Yesus menarik garis yang jelas akan hubungan antara Dia dengan para pengikutnya. Dia tidak menginginkan hubungan yang tanpa kejelasan dan status. Dia menginginkan hubungan yang jelas, ada komitmen, dan kasih di dalam-Nya, bukan hubungan yang buta, naif, dan ada maunya saja. Yesus menegaskan bahwa Dia tidak mau ada yang lain dalam hidup kita. Dia tidak mau menjadi nomor dua bahkan nomor satu. Dia tidak mau memiliki saingan entah itu sebagai nomor dua, tiga, dan seterusnya dalam hidup kita. DIA hanya ingin menjadi satu-satunya dalam hidup kita. Yesus adalah pencemburu dan itu artinya dia memang mengasihi kita. Cemburu adalah tanda cinta. Tentunya kita tidak mau pacar kita berkata kepada kita demikian, “Sayang, ijinkan aku punya pacar lagi. Kamu tenang saja, karena aku tetap akan lebih sayang sama kamu. Aku akan tetap berkencan denganmu di hari Senin sampai Sabtu, tapi cukup hari Minggu saja aku akan berkencan dengan pacar baruku.” (Kyle Idleman, Not a Fan)

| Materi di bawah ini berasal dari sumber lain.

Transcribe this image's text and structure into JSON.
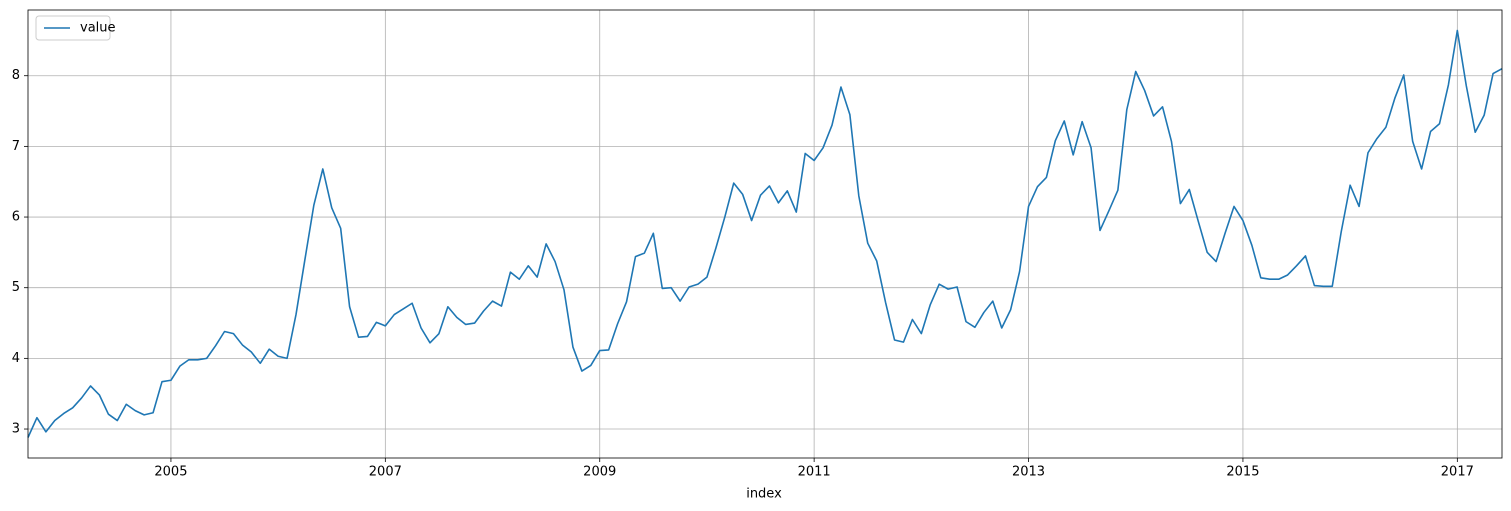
{
  "chart_data": {
    "type": "line",
    "xlabel": "index",
    "legend": "upper left",
    "grid": true,
    "xlim": [
      "2003-09",
      "2017-06"
    ],
    "ylim": [
      2.59,
      8.93
    ],
    "xticks": [
      {
        "value": "2005-01",
        "label": "2005"
      },
      {
        "value": "2007-01",
        "label": "2007"
      },
      {
        "value": "2009-01",
        "label": "2009"
      },
      {
        "value": "2011-01",
        "label": "2011"
      },
      {
        "value": "2013-01",
        "label": "2013"
      },
      {
        "value": "2015-01",
        "label": "2015"
      },
      {
        "value": "2017-01",
        "label": "2017"
      }
    ],
    "yticks": [
      3,
      4,
      5,
      6,
      7,
      8
    ],
    "x": [
      "2003-09",
      "2003-10",
      "2003-11",
      "2003-12",
      "2004-01",
      "2004-02",
      "2004-03",
      "2004-04",
      "2004-05",
      "2004-06",
      "2004-07",
      "2004-08",
      "2004-09",
      "2004-10",
      "2004-11",
      "2004-12",
      "2005-01",
      "2005-02",
      "2005-03",
      "2005-04",
      "2005-05",
      "2005-06",
      "2005-07",
      "2005-08",
      "2005-09",
      "2005-10",
      "2005-11",
      "2005-12",
      "2006-01",
      "2006-02",
      "2006-03",
      "2006-04",
      "2006-05",
      "2006-06",
      "2006-07",
      "2006-08",
      "2006-09",
      "2006-10",
      "2006-11",
      "2006-12",
      "2007-01",
      "2007-02",
      "2007-03",
      "2007-04",
      "2007-05",
      "2007-06",
      "2007-07",
      "2007-08",
      "2007-09",
      "2007-10",
      "2007-11",
      "2007-12",
      "2008-01",
      "2008-02",
      "2008-03",
      "2008-04",
      "2008-05",
      "2008-06",
      "2008-07",
      "2008-08",
      "2008-09",
      "2008-10",
      "2008-11",
      "2008-12",
      "2009-01",
      "2009-02",
      "2009-03",
      "2009-04",
      "2009-05",
      "2009-06",
      "2009-07",
      "2009-08",
      "2009-09",
      "2009-10",
      "2009-11",
      "2009-12",
      "2010-01",
      "2010-02",
      "2010-03",
      "2010-04",
      "2010-05",
      "2010-06",
      "2010-07",
      "2010-08",
      "2010-09",
      "2010-10",
      "2010-11",
      "2010-12",
      "2011-01",
      "2011-02",
      "2011-03",
      "2011-04",
      "2011-05",
      "2011-06",
      "2011-07",
      "2011-08",
      "2011-09",
      "2011-10",
      "2011-11",
      "2011-12",
      "2012-01",
      "2012-02",
      "2012-03",
      "2012-04",
      "2012-05",
      "2012-06",
      "2012-07",
      "2012-08",
      "2012-09",
      "2012-10",
      "2012-11",
      "2012-12",
      "2013-01",
      "2013-02",
      "2013-03",
      "2013-04",
      "2013-05",
      "2013-06",
      "2013-07",
      "2013-08",
      "2013-09",
      "2013-10",
      "2013-11",
      "2013-12",
      "2014-01",
      "2014-02",
      "2014-03",
      "2014-04",
      "2014-05",
      "2014-06",
      "2014-07",
      "2014-08",
      "2014-09",
      "2014-10",
      "2014-11",
      "2014-12",
      "2015-01",
      "2015-02",
      "2015-03",
      "2015-04",
      "2015-05",
      "2015-06",
      "2015-07",
      "2015-08",
      "2015-09",
      "2015-10",
      "2015-11",
      "2015-12",
      "2016-01",
      "2016-02",
      "2016-03",
      "2016-04",
      "2016-05",
      "2016-06",
      "2016-07",
      "2016-08",
      "2016-09",
      "2016-10",
      "2016-11",
      "2016-12",
      "2017-01",
      "2017-02",
      "2017-03",
      "2017-04",
      "2017-05",
      "2017-06"
    ],
    "series": [
      {
        "name": "value",
        "color": "#1f77b4",
        "values": [
          2.88,
          3.16,
          2.96,
          3.12,
          3.22,
          3.3,
          3.44,
          3.61,
          3.48,
          3.21,
          3.12,
          3.35,
          3.26,
          3.2,
          3.23,
          3.67,
          3.69,
          3.89,
          3.98,
          3.98,
          4.0,
          4.18,
          4.38,
          4.35,
          4.19,
          4.09,
          3.93,
          4.13,
          4.03,
          4.0,
          4.62,
          5.4,
          6.17,
          6.68,
          6.13,
          5.84,
          4.73,
          4.3,
          4.31,
          4.51,
          4.46,
          4.62,
          4.7,
          4.78,
          4.43,
          4.22,
          4.35,
          4.73,
          4.58,
          4.48,
          4.5,
          4.67,
          4.81,
          4.74,
          5.22,
          5.12,
          5.31,
          5.15,
          5.62,
          5.37,
          4.97,
          4.16,
          3.82,
          3.9,
          4.11,
          4.12,
          4.49,
          4.8,
          5.44,
          5.49,
          5.77,
          4.99,
          5.0,
          4.81,
          5.01,
          5.05,
          5.15,
          5.56,
          6.0,
          6.48,
          6.32,
          5.95,
          6.31,
          6.44,
          6.2,
          6.37,
          6.07,
          6.9,
          6.8,
          6.98,
          7.3,
          7.84,
          7.45,
          6.3,
          5.63,
          5.38,
          4.79,
          4.26,
          4.23,
          4.55,
          4.35,
          4.76,
          5.05,
          4.98,
          5.01,
          4.52,
          4.44,
          4.65,
          4.81,
          4.43,
          4.69,
          5.23,
          6.15,
          6.43,
          6.56,
          7.08,
          7.36,
          6.88,
          7.35,
          6.98,
          5.81,
          6.09,
          6.38,
          7.52,
          8.06,
          7.79,
          7.43,
          7.56,
          7.07,
          6.19,
          6.39,
          5.94,
          5.5,
          5.37,
          5.77,
          6.15,
          5.95,
          5.6,
          5.14,
          5.12,
          5.12,
          5.18,
          5.31,
          5.45,
          5.03,
          5.02,
          5.02,
          5.79,
          6.45,
          6.15,
          6.91,
          7.11,
          7.27,
          7.68,
          8.01,
          7.07,
          6.68,
          7.21,
          7.32,
          7.87,
          8.64,
          7.86,
          7.2,
          7.44,
          8.03,
          8.1
        ]
      }
    ]
  }
}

Bukankah keinginan Yesus sangat masuk akal? Tentunya kita tidak ingin berpacaran dengan orang yang mempunyai pacar lain sekalipun dia lebih menyayangi kita. Sayangnya bagi kita yang hidup di dunia ini dan zaman ini, semua hal itu menjadi tidak masuk akal. Ada orang-orang yang tidak mau terikat hubungan dalam komitmen, ada yang ingin menjadi istri kedua, ada yang tidak apa-apa menjadi selingkuhan, dan lain sebagainya. Semua hal itu menjadi sesuatu yang wajar di zaman ini. Begitu juga dengan nilai-nilai kesuksesan zaman ini yang pada umumnya adalah bekerja di tempat yang bergengsi dan bergaji tinggi, menikah sebelum usia 30, sudah punya rumah dan mobil sebelum menikah. Asal ada semuanya itu, kita baru dianggap orang. Sedangkan kita lupa bahwa kita dianggap orang seharusnya ketika kita menjadi segambar dan serupa dengan Allah, hidup sesuai dan seturut kehendak-Nya.
Harga yang Harus Dibayar
Saya pun harus mengakui dengan jujur bahwa tuntutan Yesus sangat tidak masuk akal. Terlalu susah dan sulit untuk memikul salib, menyangkal diri dan orang-orang di sekitar yang kita kasihi. Kata-kata ‘memikul salib’ dan ‘menyangkal diri’ ini memang sering sekali kita dengar sehingga menjadi terasa begitu klise dan tanpa makna. Namun, ketika Yesus mengatakan kata-kata ini, pastilah semua orang yang mendengarnya disana terkejut dan semakin bingung. Zaman itu salib adalah hukuman mati legal untuk para penjahat yang paling hina. Jika kita mengibaratkan dengan kondisi zaman sekarang, Yesus mungkin akan berkata, “Siapa yang tidak mau kepalanya ditodong dengan pistol, tidak akan bisa menjadi pengikutku.” Siapa yang mau hidup dengan kepala yang siap ditembak kapan saja? Namun, itulah yang akan kita hadapi jika kita ingin menjadi murid Yesus yang sejati. Pandangan Yesus menurut Alkitab memang tidak sejalan dengan apa yang dunia ini anggap masuk akal. Dosa menjadi masuk akal karena kita adalah manusia berdosa.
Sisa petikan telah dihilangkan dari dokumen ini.